Ora a problemática das origens é o grande mistério para a Humanidade. Fonte inigualável de ritos, razão de ser dos profetas, raíz de fórmulas e preceitos religiosos, uma cascata inesgotável de onde brotam sem cessar religiões, fés, dizeres, preceitos, adorações. Podemos dizer que cada ser humano é, em si mesmo, uma forma de religião, pois é portador, em si mesmo, do mistério das origens, da vida bem como da capacidade de adoração. 

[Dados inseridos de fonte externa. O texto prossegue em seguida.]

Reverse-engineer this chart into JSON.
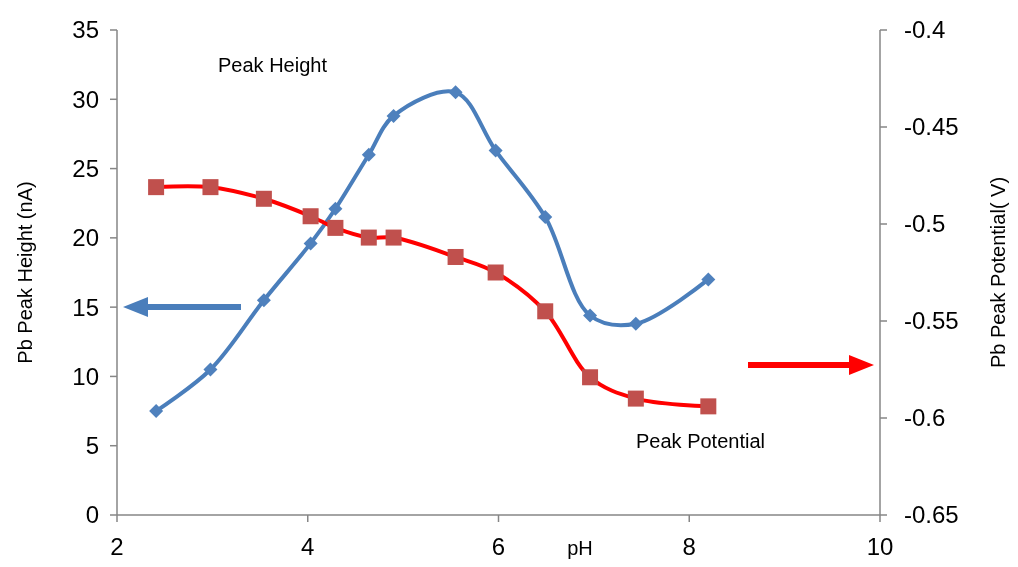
{
  "chart_data": {
    "type": "line",
    "xlabel": "pH",
    "ylabel": "Pb Peak Height (nA)",
    "y2label": "Pb Peak Potential( V)",
    "xlim": [
      2,
      10
    ],
    "xticks": [
      2,
      4,
      6,
      8,
      10
    ],
    "ylim": [
      0,
      35
    ],
    "yticks": [
      0,
      5,
      10,
      15,
      20,
      25,
      30,
      35
    ],
    "y2lim": [
      -0.65,
      -0.4
    ],
    "y2ticks": [
      -0.65,
      -0.6,
      -0.55,
      -0.5,
      -0.45,
      -0.4
    ],
    "grid": false,
    "annotations": [
      "Peak Height",
      "Peak Potential"
    ],
    "series": [
      {
        "color": "#4a7ebb",
        "marker": "diamond",
        "x": [
          2.41,
          2.98,
          3.54,
          4.03,
          4.29,
          4.64,
          4.9,
          5.55,
          5.97,
          6.49,
          6.96,
          7.44,
          8.2
        ],
        "values": [
          7.5,
          10.5,
          15.5,
          19.6,
          22.1,
          26,
          28.8,
          30.5,
          26.3,
          21.5,
          14.4,
          13.8,
          17
        ]
      },
      {
        "color": "#ff0000",
        "marker": "square",
        "axis": "y2",
        "x": [
          2.41,
          2.98,
          3.54,
          4.03,
          4.29,
          4.64,
          4.9,
          5.55,
          5.97,
          6.49,
          6.96,
          7.44,
          8.2
        ],
        "values": [
          -0.481,
          -0.481,
          -0.487,
          -0.496,
          -0.502,
          -0.507,
          -0.507,
          -0.517,
          -0.525,
          -0.545,
          -0.579,
          -0.59,
          -0.594
        ]
      }
    ]
  }
}
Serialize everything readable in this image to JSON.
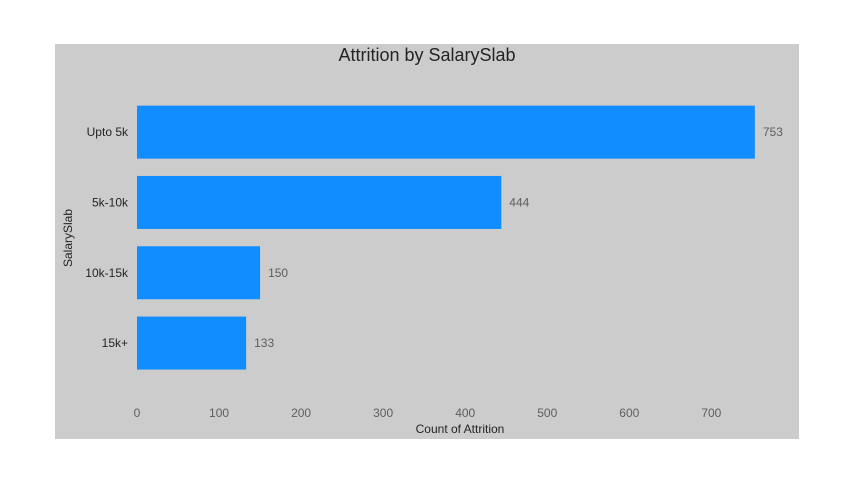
{
  "chart_data": {
    "type": "bar",
    "orientation": "horizontal",
    "title": "Attrition by SalarySlab",
    "xlabel": "Count of Attrition",
    "ylabel": "SalarySlab",
    "categories": [
      "Upto 5k",
      "5k-10k",
      "10k-15k",
      "15k+"
    ],
    "values": [
      753,
      444,
      150,
      133
    ],
    "xlim": [
      0,
      780
    ],
    "xticks": [
      0,
      100,
      200,
      300,
      400,
      500,
      600,
      700
    ],
    "grid": false,
    "legend": "none",
    "bar_color": "#118dff",
    "background_color": "#cccccc"
  }
}
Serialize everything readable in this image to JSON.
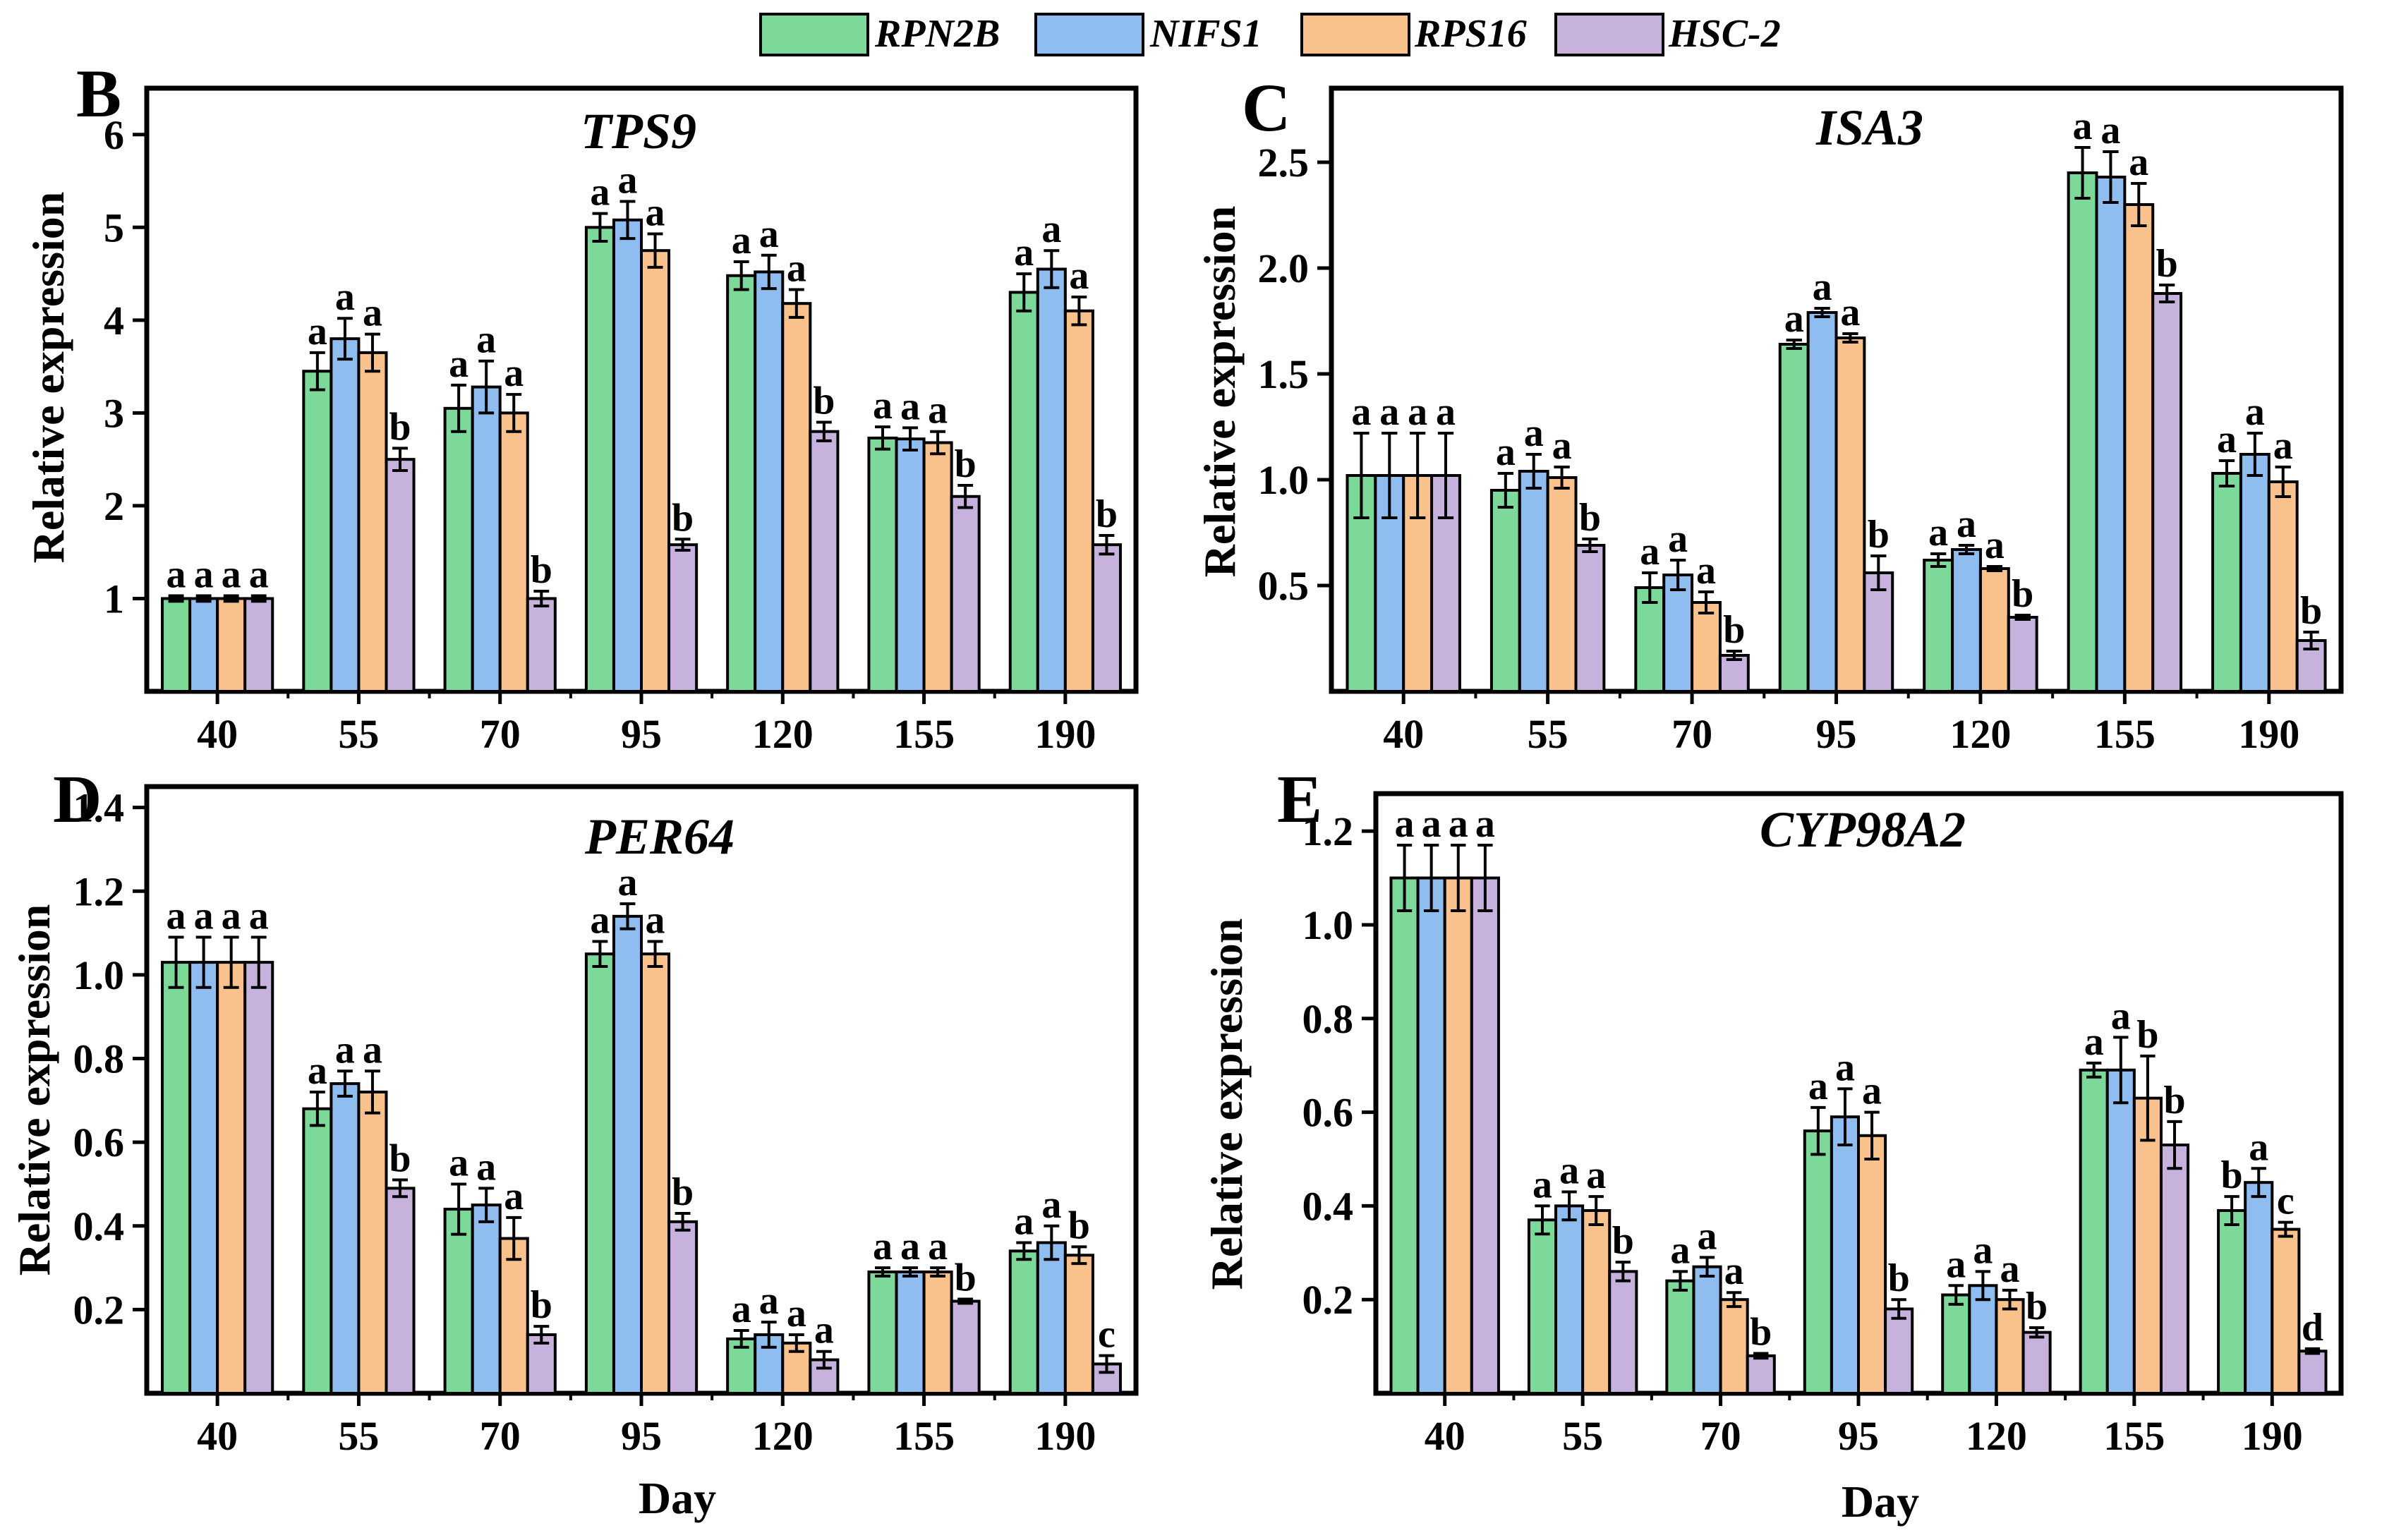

Os que temem o ecumenismo como diálogo inter-religioso porque se perde a verdade de uma doutrina, não confundam os fundamentos doutrinais com a Verdade absoluta que é Deus. Vivemos paredes-meias com o diferente desde sempre. Este não é mero fruto da globalização característica dos nossos dias. O ser humano antes de ser sedentário foi nómada e, como ser de relação que é, progrediu através de influências partilhadas. Por exemplo, o que seria do Cristianismo sem as suas fontes judaicas, gregas e romanas? Sem a sua ligação ao Paganismo através dos cultos da Natureza, das curas milagrosas que tantos rios de tinta fizeram correr, e ainda fazem? Sem a sua história emancipadora, que, sem dúvida, podemos pôr em causa, como por exemplo a cisma que levou à separação da reliião-mãe, o Judaísmo? Então os encontros, os diálogos inter-religiosos não serão uma mais-valia em prol da paz? Não será uma forma de repensar as origens, a descoberta de que temos todos muito mais em comum do que de pensamos? 

Há quem chegue ao ponto de dizer que uma paz nestas condições não interessa. Pois é, há quem ainda não compreenda que a Paz é a maior forma de fé que existe, a maior religião, o maior expoente de progresso civilizacional. Sem paz, a religião é mero discurso oco, vazio de sentimentos nobres, desprezível porque empobrecedor de uma linguagem cujo Verbo significa Criação e não destruição, morte, dor,insensatez, frivolidade. 

Não façam da fé um devaneio, nem da religião uma vaidade. É na humildade que se criam os grandes momentos do espírito. Enquanto não se perceber que “a minha religião é um caminho transitório, numa existência transitória, numa estada de uns escassos anos, meras dezenas, que, para alguns nem isso; que a minha religião está dependente do momento histórico e que a mesma muda de discurso consoante o desenrolar da História,e que, dessa forma, o mesmo se vai tornando diferente a cada dia que passa; que a minha religião e eu dependem de factores externos, que se nos impõem e que entram, não raro, em recta de colisão com toda uma vivência interior, e cuja luta pouco ou quase nada dominamos,” então, certamente, o outro é fonte de temeridade, com tudo o que ele representa. 

A humildade é a procura desse outro num propósito evolucionista que significa, entre outras coisas que o Leitor queira acrescentar, a alegria de se verem, de se olharem e dizerem milhentas coisas que estão por dizer. A humildade não conhece o mais e o menos. Estamos todos no mesmo patamar uma vez que somos todos habitantes do mesmo planeta. O ecumenismo é um dos seus filhos.